Question

The magnitude of the electric field \[\overrightarrow{E}\] in the annular region of the charged cylindrical capacitor,
A) is the same throughout.
B) is higher near the outer cylinder than near the inner cylinder.
C) varies \[\dfrac{1}{r}\] as where r is the distance from the axis.
D) varies \[\dfrac{1}{{{r}^{2}}}\] as where r is the distance from the axis.

Answer 1

Hint: We can first draw a diagram of the annular region of the charged cylindrical capacitor. Then applying Gauss theorem on the region to find the magnitude of the electric field. The magnitude we get will tell us the dependence of the distance from the axis of the charged cylindrical capacitor.

Formula used:
\[\begin{align}
  & \phi =\dfrac{Q}{{{\varepsilon }_{0}}} \\
 & \phi =\mathop{{\int\!\!\!\!\!\int}\mkern-21mu \bigcirc}\limits_S
 E\cdot dA \\
\end{align}\]

Complete step by step answer:
The annular region for the charged cylindrical capacitor can be show as follows

Where r is the distance from the axis and l is the length of the cylinder.
Now according to Gauss theorem, the electric flux is given as the ratio of charge enclosed within the closed surface to the permittivity in free space.
\[\phi =\dfrac{Q}{{{\varepsilon }_{0}}}\] …………. (i)
Where Q is the total charge enclosed in the closed surface and \[{{\varepsilon }_{0}}\]is the permittivity in free space.
In terms of the electric field it can be given as
\[\phi =\mathop{{\int\!\!\!\!\!\int}\mkern-21mu \bigcirc}\limits_S
 E\cdot dA \]
Where dA is the infinitesimal element of the area of the surface.
Now considering the above charged cylindrical capacitor, electric field will be constant and the integral of dA will be given as
\[\mathop{{\int\!\!\!\!\!\int}\mkern-21mu \bigcirc}\limits_S
 dA=2\pi rl \]
And the total flux become
\[\phi =E\left( 2\pi rl \right)\] …………. (ii)
The charged capacitor will have linear charge density, which can be given as
\[\lambda =\dfrac{Q}{l}\]
From this length can be given as \[l=\dfrac{Q}{\lambda }\]
Substituting value of l in equation (ii)
\[\phi =2\pi rE\left( \dfrac{Q}{\lambda } \right)\]
Now equating, equation (i) to (ii)
\[2\pi rE\left( \dfrac{Q}{\lambda } \right)=\dfrac{Q}{{{\varepsilon }_{0}}}\]
Now the electric field can be given as
\[E=\dfrac{\lambda }{2\pi {{\varepsilon }_{0}}r}\]
From this we can see that
\[E\propto \dfrac{1}{r}\]
Hence, the magnitude of electric field in the annular region of the charged capacitor varies by \[\dfrac{1}{r}\].

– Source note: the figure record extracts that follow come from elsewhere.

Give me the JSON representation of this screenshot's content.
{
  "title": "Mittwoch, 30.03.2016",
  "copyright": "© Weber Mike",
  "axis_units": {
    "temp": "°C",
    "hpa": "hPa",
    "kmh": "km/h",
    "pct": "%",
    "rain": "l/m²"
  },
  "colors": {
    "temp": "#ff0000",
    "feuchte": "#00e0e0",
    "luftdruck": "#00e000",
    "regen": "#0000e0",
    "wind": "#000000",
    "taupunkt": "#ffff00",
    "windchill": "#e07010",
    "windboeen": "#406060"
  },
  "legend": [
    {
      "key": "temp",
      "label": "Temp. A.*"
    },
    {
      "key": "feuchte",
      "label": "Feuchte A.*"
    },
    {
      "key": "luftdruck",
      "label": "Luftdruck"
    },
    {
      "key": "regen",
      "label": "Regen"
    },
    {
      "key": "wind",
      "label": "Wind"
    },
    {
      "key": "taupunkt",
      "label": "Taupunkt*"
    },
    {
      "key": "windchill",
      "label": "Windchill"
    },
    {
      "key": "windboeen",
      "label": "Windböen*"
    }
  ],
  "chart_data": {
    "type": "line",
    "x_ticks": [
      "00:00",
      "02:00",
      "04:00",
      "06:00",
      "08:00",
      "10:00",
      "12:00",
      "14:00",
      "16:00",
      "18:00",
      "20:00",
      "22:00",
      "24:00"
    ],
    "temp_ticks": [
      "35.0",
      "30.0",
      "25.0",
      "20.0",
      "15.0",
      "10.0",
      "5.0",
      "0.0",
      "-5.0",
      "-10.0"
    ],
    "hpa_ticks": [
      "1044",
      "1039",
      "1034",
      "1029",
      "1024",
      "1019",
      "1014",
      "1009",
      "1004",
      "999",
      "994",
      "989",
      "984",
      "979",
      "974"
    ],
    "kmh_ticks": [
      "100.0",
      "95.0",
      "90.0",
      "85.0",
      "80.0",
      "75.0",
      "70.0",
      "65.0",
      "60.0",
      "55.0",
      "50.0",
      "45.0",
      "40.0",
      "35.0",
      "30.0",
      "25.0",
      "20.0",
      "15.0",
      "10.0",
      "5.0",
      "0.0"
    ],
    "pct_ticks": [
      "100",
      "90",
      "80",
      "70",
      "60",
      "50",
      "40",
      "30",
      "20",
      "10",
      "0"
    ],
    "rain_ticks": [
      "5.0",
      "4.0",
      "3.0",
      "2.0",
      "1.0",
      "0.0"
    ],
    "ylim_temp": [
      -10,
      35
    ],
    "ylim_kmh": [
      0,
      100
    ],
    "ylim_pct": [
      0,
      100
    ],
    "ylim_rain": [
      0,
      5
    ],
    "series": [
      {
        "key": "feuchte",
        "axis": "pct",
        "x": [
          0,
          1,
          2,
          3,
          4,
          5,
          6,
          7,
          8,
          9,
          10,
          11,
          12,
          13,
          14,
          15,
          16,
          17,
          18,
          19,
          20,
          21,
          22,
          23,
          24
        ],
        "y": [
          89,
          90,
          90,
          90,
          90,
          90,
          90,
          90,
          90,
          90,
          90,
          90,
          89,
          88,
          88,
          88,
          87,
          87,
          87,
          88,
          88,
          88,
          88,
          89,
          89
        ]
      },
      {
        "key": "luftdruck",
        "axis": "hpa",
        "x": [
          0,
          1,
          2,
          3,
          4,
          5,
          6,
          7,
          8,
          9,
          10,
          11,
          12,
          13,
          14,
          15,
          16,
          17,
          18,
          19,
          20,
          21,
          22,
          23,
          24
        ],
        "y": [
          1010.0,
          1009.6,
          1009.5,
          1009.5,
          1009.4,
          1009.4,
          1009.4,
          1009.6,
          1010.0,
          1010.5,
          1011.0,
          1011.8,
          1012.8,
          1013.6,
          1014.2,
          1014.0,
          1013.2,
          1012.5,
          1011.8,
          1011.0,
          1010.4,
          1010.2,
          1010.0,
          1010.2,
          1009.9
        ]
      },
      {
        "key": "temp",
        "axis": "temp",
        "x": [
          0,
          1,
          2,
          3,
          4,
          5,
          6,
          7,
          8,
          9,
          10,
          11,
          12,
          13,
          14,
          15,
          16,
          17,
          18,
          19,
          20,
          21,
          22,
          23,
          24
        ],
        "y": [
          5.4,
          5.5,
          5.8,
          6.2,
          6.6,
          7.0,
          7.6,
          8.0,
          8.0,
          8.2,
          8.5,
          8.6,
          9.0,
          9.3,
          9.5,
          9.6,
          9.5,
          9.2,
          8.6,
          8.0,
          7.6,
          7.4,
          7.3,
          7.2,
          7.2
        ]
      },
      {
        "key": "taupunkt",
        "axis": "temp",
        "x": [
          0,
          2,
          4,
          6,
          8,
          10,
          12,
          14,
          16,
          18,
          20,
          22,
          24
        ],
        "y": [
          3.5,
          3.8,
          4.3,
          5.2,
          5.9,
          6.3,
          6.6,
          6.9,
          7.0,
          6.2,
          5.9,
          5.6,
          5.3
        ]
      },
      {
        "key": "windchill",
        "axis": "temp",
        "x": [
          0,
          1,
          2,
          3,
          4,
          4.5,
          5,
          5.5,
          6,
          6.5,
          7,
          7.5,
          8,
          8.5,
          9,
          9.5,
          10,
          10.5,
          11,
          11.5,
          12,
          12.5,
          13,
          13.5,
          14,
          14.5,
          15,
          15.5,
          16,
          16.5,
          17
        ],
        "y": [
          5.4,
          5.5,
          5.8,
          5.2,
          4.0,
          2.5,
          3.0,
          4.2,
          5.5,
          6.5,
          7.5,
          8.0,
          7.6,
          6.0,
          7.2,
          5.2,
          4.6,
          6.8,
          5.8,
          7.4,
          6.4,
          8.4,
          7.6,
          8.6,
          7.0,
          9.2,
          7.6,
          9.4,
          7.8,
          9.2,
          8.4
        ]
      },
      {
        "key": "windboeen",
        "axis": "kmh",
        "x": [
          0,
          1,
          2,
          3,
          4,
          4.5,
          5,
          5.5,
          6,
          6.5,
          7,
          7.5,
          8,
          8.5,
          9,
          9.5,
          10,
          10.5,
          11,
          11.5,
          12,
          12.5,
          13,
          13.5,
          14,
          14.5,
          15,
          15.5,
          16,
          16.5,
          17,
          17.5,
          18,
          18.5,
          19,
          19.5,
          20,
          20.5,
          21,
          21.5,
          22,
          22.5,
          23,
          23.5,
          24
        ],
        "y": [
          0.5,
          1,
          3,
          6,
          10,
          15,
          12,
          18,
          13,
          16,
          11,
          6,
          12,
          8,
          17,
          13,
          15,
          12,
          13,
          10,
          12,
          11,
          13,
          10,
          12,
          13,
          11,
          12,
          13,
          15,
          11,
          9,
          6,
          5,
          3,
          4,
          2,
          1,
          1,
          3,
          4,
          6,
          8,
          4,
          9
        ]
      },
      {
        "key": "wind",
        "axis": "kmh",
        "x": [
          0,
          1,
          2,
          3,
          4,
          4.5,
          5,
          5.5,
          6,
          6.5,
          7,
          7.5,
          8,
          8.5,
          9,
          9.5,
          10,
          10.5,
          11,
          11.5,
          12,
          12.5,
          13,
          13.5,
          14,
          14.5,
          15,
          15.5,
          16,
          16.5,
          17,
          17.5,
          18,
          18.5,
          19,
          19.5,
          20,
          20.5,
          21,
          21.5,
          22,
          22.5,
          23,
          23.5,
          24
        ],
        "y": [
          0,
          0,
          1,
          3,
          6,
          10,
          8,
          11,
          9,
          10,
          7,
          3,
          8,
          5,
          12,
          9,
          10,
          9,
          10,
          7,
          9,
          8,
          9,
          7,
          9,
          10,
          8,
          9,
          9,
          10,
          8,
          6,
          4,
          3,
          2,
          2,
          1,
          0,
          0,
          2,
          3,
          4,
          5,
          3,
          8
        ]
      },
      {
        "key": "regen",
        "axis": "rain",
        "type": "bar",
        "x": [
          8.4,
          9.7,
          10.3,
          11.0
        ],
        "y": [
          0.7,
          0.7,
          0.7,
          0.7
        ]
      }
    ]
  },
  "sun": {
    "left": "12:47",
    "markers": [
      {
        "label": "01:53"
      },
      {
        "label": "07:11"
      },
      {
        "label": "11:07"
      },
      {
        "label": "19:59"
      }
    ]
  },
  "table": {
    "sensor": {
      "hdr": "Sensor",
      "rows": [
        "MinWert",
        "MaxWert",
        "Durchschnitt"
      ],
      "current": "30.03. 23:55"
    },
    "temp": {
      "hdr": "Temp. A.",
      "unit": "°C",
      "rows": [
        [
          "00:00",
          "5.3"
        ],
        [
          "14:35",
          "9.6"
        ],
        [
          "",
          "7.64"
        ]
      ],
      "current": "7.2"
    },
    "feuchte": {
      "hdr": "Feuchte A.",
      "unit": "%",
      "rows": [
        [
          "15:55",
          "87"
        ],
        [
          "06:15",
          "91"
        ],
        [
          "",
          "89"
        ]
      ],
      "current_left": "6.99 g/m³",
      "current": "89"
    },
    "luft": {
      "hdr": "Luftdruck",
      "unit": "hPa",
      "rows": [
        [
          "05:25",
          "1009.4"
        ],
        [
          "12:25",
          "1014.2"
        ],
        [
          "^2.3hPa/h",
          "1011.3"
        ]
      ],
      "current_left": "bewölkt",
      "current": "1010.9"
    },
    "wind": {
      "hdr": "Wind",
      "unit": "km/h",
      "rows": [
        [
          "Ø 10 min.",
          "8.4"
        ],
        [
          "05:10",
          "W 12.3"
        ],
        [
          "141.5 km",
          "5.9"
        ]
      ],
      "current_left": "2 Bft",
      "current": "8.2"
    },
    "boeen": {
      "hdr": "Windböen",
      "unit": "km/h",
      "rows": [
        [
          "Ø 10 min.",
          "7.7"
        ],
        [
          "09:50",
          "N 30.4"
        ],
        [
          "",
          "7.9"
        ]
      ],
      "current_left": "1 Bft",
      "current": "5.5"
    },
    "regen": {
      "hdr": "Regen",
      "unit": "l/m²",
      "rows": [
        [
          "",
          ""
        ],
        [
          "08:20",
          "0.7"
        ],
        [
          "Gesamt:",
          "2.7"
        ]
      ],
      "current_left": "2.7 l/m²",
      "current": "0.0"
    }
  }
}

So, the correct answer is “Option C”.

Note: The magnitude of electric field for the point charge kept at distance r varies as \[\dfrac{1}{{{r}^{2}}}\] and therefore many can mistakenly say the correct option as D. But from the above derivation we can see that the magnitude of electric field is inversely proportional to the distance of the surface from its axis.